Gliwicki Rower Miejski w 2023 roku ma ruszyć już od 15 marca, a zatem szybciej, niż było to do tej pory. Zakończenie sezonu rowerowego wyznaczono natomiast na 15 listopada. Miasto ogłosiło przetarg na kolejny sezon systemu, dopytujemy więc GZM, co z zapowiadanym Rowerem Metropolitalnym.
Zgodnie ze specyfikacją zamówienia publicznego, w mieście, podobnie jak w tym roku, ma być minimum 30 stacji wyposażonych w panel informacyjny, 15 stojaków rowerowych, na których znajdzie się średnio po 10 rowerów. Wykonawca udostępni min. 293 rowery standardowe, 2 rowery typu tandem oraz 5 rowerów cargo/familijnych.
Przetarg na nowy sezon roweru miejskiego w Gliwicach ogłoszono kilka dni temu, zaś termin składania ofert upłynie 29 grudnia.
Wśród warunków wymienionych w dokumentacji, podobnie jak w poprzednim roku, zawarto zapis, iż dopuszcza się możliwość zwrotu rowerów w stacjach systemów rowerowych w jednej z gmin lub miast członkowskich Górnośląsko-Zagłębiowskiej Metropolii, w przypadku gdy pozwalają na to względy formalne oraz techniczne.
Co dalej z rowerem metropolitalnym?
System rowerów metropolitalnych miał zintegrować publiczne jednoślady miast Górnośląsko-Zagłębiowskiej Metropolii tworząc największą wypożyczalnię w Europie. Choć od jego zapowiedzi minęło już kilka lat, ten nadal nie został wdrożony dla wszystkich miejscowości.
– Utworzenie sieci wypożyczalni Roweru Metropolitalnego to jedno z działań strategicznych do 2022 roku – czytamy w materiałach metropolii.
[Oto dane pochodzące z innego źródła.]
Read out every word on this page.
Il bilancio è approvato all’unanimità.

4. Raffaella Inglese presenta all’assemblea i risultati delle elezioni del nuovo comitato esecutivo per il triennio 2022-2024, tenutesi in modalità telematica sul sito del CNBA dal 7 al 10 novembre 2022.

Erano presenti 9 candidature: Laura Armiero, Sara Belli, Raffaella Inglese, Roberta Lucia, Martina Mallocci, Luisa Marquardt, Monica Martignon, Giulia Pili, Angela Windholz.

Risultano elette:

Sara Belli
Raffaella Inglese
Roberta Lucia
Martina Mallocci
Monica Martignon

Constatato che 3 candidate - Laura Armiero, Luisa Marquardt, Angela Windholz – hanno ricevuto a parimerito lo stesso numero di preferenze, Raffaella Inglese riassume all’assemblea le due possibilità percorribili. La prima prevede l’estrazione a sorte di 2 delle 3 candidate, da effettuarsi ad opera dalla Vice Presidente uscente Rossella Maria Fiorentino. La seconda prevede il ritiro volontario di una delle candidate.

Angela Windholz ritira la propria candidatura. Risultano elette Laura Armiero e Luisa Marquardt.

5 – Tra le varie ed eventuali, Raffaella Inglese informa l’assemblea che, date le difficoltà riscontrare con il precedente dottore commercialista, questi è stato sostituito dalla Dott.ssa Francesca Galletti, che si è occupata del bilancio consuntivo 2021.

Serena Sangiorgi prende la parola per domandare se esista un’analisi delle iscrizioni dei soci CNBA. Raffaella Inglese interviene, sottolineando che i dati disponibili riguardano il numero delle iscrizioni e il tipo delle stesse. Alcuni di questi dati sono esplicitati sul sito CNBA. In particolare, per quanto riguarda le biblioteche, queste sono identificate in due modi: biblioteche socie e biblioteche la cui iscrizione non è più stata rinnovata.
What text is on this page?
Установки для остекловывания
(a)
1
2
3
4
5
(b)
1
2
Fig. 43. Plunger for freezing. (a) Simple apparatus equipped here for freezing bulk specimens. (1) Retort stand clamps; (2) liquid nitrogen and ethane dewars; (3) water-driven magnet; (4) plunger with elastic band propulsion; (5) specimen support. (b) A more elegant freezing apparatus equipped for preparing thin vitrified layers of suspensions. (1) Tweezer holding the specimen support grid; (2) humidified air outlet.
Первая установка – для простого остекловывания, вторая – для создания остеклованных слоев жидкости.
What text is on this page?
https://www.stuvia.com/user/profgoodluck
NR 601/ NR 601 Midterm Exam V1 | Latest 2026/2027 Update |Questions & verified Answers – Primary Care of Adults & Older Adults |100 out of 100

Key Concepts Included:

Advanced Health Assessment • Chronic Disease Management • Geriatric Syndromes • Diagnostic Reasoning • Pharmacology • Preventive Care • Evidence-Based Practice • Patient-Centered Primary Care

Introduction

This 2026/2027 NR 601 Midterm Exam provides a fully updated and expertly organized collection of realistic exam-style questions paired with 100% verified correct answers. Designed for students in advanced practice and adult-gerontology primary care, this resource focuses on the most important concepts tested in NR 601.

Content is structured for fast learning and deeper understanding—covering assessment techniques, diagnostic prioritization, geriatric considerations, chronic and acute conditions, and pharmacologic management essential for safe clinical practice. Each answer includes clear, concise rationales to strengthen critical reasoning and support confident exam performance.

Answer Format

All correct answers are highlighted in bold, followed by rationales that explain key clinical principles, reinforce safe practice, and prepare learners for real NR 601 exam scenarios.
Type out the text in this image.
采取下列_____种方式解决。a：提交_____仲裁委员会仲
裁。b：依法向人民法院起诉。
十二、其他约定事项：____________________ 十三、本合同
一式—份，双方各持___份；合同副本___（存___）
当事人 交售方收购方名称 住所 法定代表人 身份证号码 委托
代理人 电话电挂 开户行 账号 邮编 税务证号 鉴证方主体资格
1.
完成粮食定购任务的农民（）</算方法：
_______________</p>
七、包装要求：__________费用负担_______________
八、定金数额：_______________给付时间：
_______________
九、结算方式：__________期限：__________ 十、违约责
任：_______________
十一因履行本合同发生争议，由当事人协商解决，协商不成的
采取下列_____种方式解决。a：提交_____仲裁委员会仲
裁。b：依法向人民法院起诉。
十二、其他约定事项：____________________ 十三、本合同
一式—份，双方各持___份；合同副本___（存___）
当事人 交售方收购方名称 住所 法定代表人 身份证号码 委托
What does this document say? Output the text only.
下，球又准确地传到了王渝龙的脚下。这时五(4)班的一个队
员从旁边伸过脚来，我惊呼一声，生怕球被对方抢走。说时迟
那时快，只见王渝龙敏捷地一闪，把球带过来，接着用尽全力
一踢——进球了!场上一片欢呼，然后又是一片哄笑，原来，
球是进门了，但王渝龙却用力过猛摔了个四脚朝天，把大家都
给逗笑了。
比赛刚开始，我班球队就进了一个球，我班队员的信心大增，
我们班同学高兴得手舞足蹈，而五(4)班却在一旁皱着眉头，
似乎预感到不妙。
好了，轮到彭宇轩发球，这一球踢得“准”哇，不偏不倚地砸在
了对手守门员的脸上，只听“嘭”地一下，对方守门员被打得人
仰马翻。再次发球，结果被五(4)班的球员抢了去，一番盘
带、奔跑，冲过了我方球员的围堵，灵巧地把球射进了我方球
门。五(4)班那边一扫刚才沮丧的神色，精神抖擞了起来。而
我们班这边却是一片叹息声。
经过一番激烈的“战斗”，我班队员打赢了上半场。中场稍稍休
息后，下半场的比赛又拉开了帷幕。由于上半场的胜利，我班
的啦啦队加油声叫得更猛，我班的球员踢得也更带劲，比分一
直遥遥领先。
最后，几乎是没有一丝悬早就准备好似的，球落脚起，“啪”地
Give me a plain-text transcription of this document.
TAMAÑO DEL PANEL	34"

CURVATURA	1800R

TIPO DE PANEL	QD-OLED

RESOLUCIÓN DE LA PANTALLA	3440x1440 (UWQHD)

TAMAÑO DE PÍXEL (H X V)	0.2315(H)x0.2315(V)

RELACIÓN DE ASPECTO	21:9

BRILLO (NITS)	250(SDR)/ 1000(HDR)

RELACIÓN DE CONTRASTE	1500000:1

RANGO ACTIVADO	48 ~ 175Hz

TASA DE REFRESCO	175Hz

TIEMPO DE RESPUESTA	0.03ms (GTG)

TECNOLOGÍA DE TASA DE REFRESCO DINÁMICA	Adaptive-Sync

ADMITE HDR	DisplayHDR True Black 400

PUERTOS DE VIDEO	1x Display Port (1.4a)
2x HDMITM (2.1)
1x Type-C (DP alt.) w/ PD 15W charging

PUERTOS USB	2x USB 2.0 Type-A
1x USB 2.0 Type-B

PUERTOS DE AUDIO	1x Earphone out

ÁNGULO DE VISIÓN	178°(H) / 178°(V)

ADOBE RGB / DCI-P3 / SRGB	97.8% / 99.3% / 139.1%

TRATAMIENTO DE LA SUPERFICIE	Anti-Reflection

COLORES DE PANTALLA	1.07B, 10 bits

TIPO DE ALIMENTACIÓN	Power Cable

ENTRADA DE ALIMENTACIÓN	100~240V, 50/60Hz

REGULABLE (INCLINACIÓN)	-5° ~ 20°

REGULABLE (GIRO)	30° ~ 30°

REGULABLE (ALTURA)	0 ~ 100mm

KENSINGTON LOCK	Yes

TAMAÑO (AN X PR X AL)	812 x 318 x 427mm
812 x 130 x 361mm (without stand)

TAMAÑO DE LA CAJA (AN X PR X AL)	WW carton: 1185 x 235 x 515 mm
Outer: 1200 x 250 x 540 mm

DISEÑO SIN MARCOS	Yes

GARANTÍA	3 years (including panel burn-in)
Kiedy ostatecznie możemy spodziewać się uruchomienia systemu?
– Najbliższe kroki to wysłanie zaproszenia do składania ofert – informuje Witold Trólka z biura prasowego Metropolii. Będzie to ostatni element procedury wyboru wykonawcy roweru metropolitalnego w trybie dialogu konkurencyjnego. Wcześniej przeprowadzono szerokie konsultacje z potencjalnymi organizatorami systemu.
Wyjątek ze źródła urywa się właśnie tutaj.